Для меня главное в религии — чувство вины. В детстве я чувствовал себя виноватым из-за того, что не испытывал особенного страха перед почтенной женщиной в белых одеждах, являвшейся порой моему воображению, и недостаточно верил в Нее. Ощущал я вину и из-за того, что отделял себя от тех, кто в Нее верит. Но точно так же, как это было с моим воображаемым миром, к которому меня так неодолимо влекло и в который я так легко ускользал, я, повинуясь какому-то детскому инстинкту, всем сердцем отдавался этому беспокойному чувству — оно должно было развить мою душу и сделать мою жизнь более яркой и осознанной.
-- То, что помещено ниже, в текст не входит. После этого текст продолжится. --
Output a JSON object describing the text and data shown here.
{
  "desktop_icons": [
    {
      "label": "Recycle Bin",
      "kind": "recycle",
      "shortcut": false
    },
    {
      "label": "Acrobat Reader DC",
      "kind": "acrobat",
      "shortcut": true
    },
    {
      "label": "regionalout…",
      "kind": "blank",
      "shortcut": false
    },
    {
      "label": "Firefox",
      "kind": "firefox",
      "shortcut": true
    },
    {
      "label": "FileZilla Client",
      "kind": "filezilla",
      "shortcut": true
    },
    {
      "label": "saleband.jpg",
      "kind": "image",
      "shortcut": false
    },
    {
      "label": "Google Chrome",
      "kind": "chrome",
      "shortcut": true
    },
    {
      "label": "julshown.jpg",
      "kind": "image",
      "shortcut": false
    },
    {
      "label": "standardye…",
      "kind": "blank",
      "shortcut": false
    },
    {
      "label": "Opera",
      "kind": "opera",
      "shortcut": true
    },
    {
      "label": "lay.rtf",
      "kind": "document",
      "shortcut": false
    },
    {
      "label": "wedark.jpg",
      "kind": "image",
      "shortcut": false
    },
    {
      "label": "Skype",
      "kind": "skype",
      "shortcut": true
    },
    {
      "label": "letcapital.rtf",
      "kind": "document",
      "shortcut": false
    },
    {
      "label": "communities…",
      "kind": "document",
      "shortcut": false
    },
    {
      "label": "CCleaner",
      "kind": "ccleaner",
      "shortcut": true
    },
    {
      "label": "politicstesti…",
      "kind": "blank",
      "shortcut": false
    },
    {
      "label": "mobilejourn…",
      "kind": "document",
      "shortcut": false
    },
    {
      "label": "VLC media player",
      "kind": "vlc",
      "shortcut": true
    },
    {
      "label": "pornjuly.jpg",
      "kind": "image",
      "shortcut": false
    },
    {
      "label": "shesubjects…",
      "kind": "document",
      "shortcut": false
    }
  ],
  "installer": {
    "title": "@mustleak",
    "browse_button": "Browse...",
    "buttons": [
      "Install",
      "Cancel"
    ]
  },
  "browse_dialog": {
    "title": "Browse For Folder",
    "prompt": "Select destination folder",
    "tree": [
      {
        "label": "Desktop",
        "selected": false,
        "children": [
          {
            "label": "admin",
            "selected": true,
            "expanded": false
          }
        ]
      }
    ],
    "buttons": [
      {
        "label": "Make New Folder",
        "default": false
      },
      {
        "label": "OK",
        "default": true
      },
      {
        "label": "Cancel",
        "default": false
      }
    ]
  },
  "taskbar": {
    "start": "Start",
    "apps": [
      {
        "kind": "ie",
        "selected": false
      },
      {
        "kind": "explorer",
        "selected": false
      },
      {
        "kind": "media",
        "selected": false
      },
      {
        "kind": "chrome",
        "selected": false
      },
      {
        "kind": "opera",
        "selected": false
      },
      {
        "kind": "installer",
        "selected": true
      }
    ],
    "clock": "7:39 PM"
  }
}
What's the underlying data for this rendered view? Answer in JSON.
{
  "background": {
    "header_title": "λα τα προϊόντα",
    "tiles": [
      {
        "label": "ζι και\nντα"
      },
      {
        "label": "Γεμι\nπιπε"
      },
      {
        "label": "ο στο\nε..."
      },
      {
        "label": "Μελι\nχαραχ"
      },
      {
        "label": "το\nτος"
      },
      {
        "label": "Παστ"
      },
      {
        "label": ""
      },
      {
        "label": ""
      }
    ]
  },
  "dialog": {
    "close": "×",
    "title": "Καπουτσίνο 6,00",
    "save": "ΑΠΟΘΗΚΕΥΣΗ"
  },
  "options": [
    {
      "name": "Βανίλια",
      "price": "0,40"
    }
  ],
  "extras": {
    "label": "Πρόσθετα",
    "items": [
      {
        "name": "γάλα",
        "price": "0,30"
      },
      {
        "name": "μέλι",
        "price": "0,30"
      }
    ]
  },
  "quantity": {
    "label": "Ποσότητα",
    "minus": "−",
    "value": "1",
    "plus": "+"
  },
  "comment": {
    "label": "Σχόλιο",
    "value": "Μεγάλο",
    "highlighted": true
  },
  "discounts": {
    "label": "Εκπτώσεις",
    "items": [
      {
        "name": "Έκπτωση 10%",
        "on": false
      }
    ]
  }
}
Из-за этого беспокойства я часто чувствовал себя несчастным, но позже, когда вспоминал о прошлом, оно позволяло мне смотреть на оставшуюся позади жизнь с некоторым уважением. Что же касается другого, счастливого Орхана, которого я так часто представлял себе живущим в другом доме где-то в Стамбуле, то его подобные вопросы нисколько не тревожили. Когда я уставал думать о религии и ощущать чувство вины, то мечтал о том, чтобы встретиться с ним, зная, что уж он-то не будет тратить время на такую ерунду, а лучше пойдет в кино.